Sabemos que Deus existe, que é a verdade suprema e o fim último, mas não nos é
dado compreendê-lo.
Nenhum dos nomes pelos quais O designamos é capaz de exprimir sua essência: neste
caso, o silêncio é preferível à palavra. O único conhecimento que a alma tem de Deus é o
saber como não o sabe.(este é o princípio da chamada “teologia negativa”)
Todos os nossos conceitos derivam das criaturas, e são aplicáveis ao temporal e
mutável e nenhum deles se aplica propriamente a Deus, embora a Escritura o faça.
Um conhecimento aproximativo de Deus, é possível, se respeitamos as leis do ser e
da razão: o que é certo se dizer a este nível, é que certos conceitos podem ser aplicados a
Deus, embora não se possa chegar ao conceito representativo do que Ele é.
Deus transcende o nosso conhecimento porque Ele transcende o nosso ser: todos os
nossos conceitos apontam para além deles mesmos, para algo que não conseguem exprimir.
A sua incompreensibilidade nos leva a procurá-lo e amá-lo cada vez mais!
As propriedades de Deus
33
Dizer que Deus é eterno, significa que Ele transcende (isto é, está acima ou fora) do
tempo. Nós que somos temporais, é nos impossível resolver os problemas das relações entre
o tempo e a eternidade, já que nossa experiência é só do que é temporal.
Não se deve confundir o conceito de tempo eterno (um tempo durando infinitamente)
com o conceito de eternidade: o tempo é sempre uma existência parcelada: no momento
presente, o passado já deixou de existir (já deixou de ser) e o futuro ainda não existe
(ainda não é): assim as três dimensões do tempo reduzem-se ao presente, em cuja
lembrança o passado ainda vive e em expectativa já se vive o futuro; porém o presente
transcorre sem cessar: é próprio do tempo ser composto de instantes indivisíveis, o que é o
oposto da eternidade, que é permanente e imóvel.
O tempo nos será sempre enigmático, pois composto de instantes individuais, eles não
são mais longos ou mais breves. Como então medir o tempo? Pode-se “comparar” o tempo
com o movimento, pois todo movimento se dá no tempo e até na ausência de movimento há
tempo: portanto, o movimento que mede o tempo e o tempo que move o movimento são coisa
diferentes.
Tomando o tempo em si mesmo, só medimos os tempo passados, que já não existem.

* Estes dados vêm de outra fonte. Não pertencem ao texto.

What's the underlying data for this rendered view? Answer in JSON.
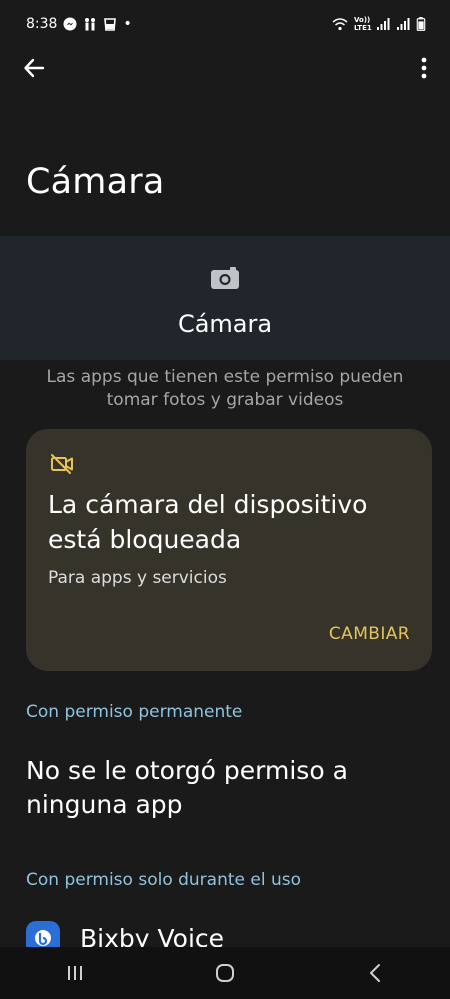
{
  "status_bar": {
    "time": "8:38",
    "dot": "•",
    "network_label": "Vo)) LTE1"
  },
  "page": {
    "title": "Cámara"
  },
  "header": {
    "title": "Cámara",
    "description": "Las apps que tienen este permiso pueden tomar fotos y grabar videos"
  },
  "blocked_card": {
    "title": "La cámara del dispositivo está bloqueada",
    "subtitle": "Para apps y servicios",
    "action_label": "CAMBIAR"
  },
  "sections": {
    "permanent_label": "Con permiso permanente",
    "permanent_empty": "No se le otorgó permiso a ninguna app",
    "while_using_label": "Con permiso solo durante el uso"
  },
  "apps": [
    {
      "name": "Bixby Voice",
      "icon": "bixby-icon"
    }
  ],
  "colors": {
    "background": "#1a1a1a",
    "header_band": "#20262b",
    "card": "#36342a",
    "accent_yellow": "#e6c35a",
    "section_blue": "#8fc3de"
  },
  "icons": {
    "back": "arrow-left-icon",
    "more": "more-vert-icon",
    "camera": "camera-icon",
    "camera_blocked": "video-off-icon"
  }
}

No entanto, o tempo é percebido na alma, pois o que deixou de ser continua a existir na
alma, através da memória e o que ainda não é, se vive em expectativa na alma.
A alma é então uma atenção intensa e distensa, que retém o que se escoa e
apreende o que ainda está por vir, e é esta extensão que perdura.
As criaturas
Deus cria a matéria e a forma das coisas conjuntamente: não há matéria destituída
de forma: a pura matéria é impensável: só pode ser determinada em sentido negativo.
A atividade criadora de Deus está entre dois extremos: o ser puramente espiritual
(o anjo) e o ser puramente material (a matéria sem forma).
Deus criou todas as coisas simultaneamente: como então surgem coisas novas?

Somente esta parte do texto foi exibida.